While fixed-line broadband is undoubtedly seeing a slowdown in growth due to market saturation and the growing popularity of wireless broadband in markets where fixed-line buildouts are slow and impractical, the latest figures from the Broadband Forum and Point Topic show modest but steady growth in fixed-line broadband uptake globally. (See sidebar: Broadband access status report) And while copper-based DSL (including ADSL2plus) is still the dominant access tech, FTTH and FTTx are growing fast.

That's no surprise - whether fixed or wireless, demand for broadband capacity is insatiable. That's driving demand not only for FTTH/FTTx, but also for technologies like VDSL2 vectoring and G.fast to help copper access links keep up. A global telco survey from Broadbandtrends released in April found that 57% of respondents are either actively deploying VDSL2 vectoring technology or are in trial and plan to deploy by the end of this year while 42% are currently evaluating G.fast. Not unexpectedly, most are adopting it for the speed boost (between 50 and 75 Mbps), but 58% are also doing it to stay competitive (see Chart 1 at the right).

But while speed matters as a competitive differentiator, it's not much of a revenue generator - at least not all by itself.

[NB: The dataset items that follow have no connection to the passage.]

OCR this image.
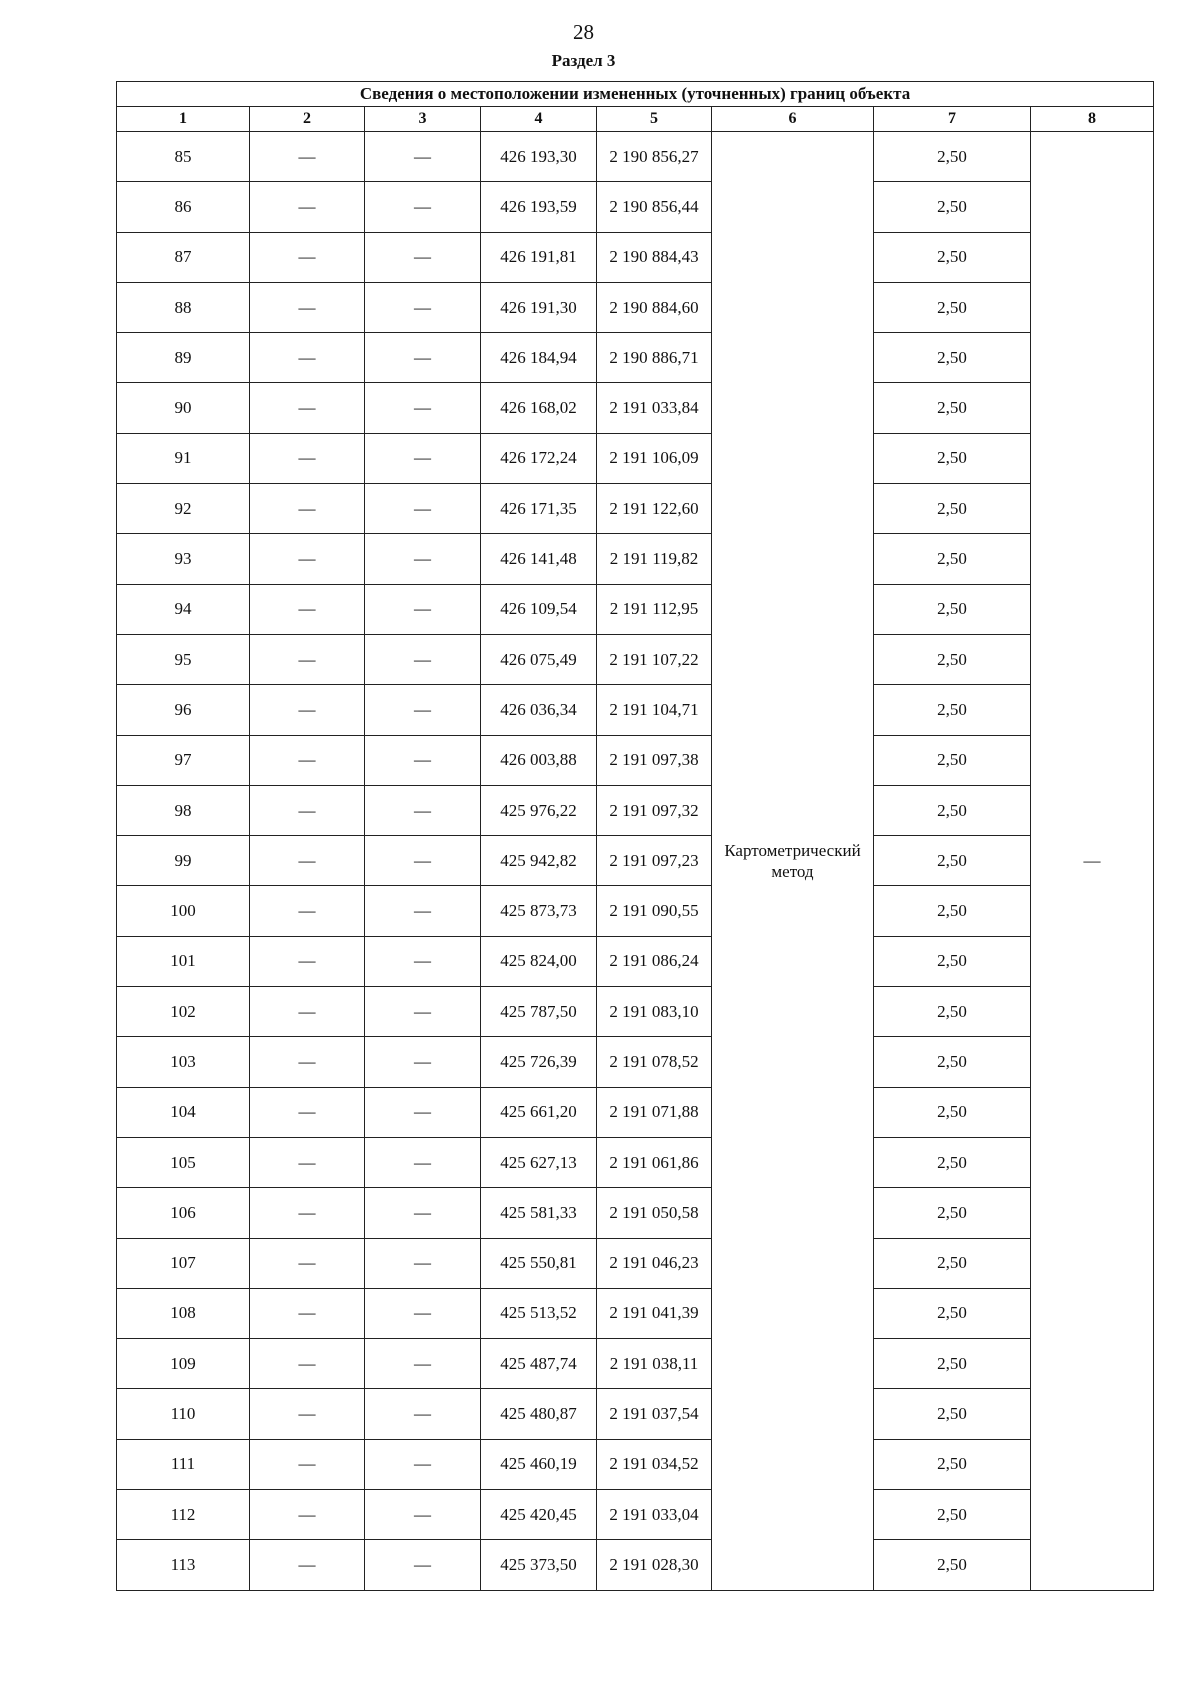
28
Раздел 3
Сведения о местоположении измененных (уточненных) границ объекта							
1	2	3	4	5	6	7	8
85	—	—	426 193,30	2 190 856,27	Картометрический метод	2,50	—
86	—	—	426 193,59	2 190 856,44		2,50	
87	—	—	426 191,81	2 190 884,43		2,50	
88	—	—	426 191,30	2 190 884,60		2,50	
89	—	—	426 184,94	2 190 886,71		2,50	
90	—	—	426 168,02	2 191 033,84		2,50	
91	—	—	426 172,24	2 191 106,09		2,50	
92	—	—	426 171,35	2 191 122,60		2,50	
93	—	—	426 141,48	2 191 119,82		2,50	
94	—	—	426 109,54	2 191 112,95		2,50	
95	—	—	426 075,49	2 191 107,22		2,50	
96	—	—	426 036,34	2 191 104,71		2,50	
97	—	—	426 003,88	2 191 097,38		2,50	
98	—	—	425 976,22	2 191 097,32		2,50	
99	—	—	425 942,82	2 191 097,23		2,50	
100	—	—	425 873,73	2 191 090,55		2,50	
101	—	—	425 824,00	2 191 086,24		2,50	
102	—	—	425 787,50	2 191 083,10		2,50	
103	—	—	425 726,39	2 191 078,52		2,50	
104	—	—	425 661,20	2 191 071,88		2,50	
105	—	—	425 627,13	2 191 061,86		2,50	
106	—	—	425 581,33	2 191 050,58		2,50	
107	—	—	425 550,81	2 191 046,23		2,50	
108	—	—	425 513,52	2 191 041,39		2,50	
109	—	—	425 487,74	2 191 038,11		2,50	
110	—	—	425 480,87	2 191 037,54		2,50	
111	—	—	425 460,19	2 191 034,52		2,50	
112	—	—	425 420,45	2 191 033,04		2,50	
113	—	—	425 373,50	2 191 028,30		2,50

To be sure, broadband providers can structure new tariff packages around new FTTH offerings and speed upgrades. But customers expect a lot of bang for the buck. That's why many broadband service providers bundle plenty of value-added services in the mix.

To get an idea, the latest figures from Point Topic (Q4 2013) show that in Asia Pacific, standalone residential broadband tariffs (regardless of technology) average at just south of $60 a month, and for that you get downstream speeds between 50 and 60 Mbps. For broadband bundles, tariffs average at well past the $80/month mark, at average speeds approaching 250 Mbps. Bundled services also mean lower average cost per megabit for fiber and copper services.

When it comes to bundled services, the focus has generally been on video - which is to say, IPTV. And much progress has been made in that direction. IPTV remains a growing business globally, and is expected to grow even further for at least the next five years.

But it won't be IPTV as we know it.

By all indications, video is now and will continue to be the driver of both fixed and mobile broadband traffic. And as broadband access gets faster and more flexible, IPTV will evolve into an even greater revenue opportunity - multiscreen services.

In fact, it will have to. Because customers are already demanding it.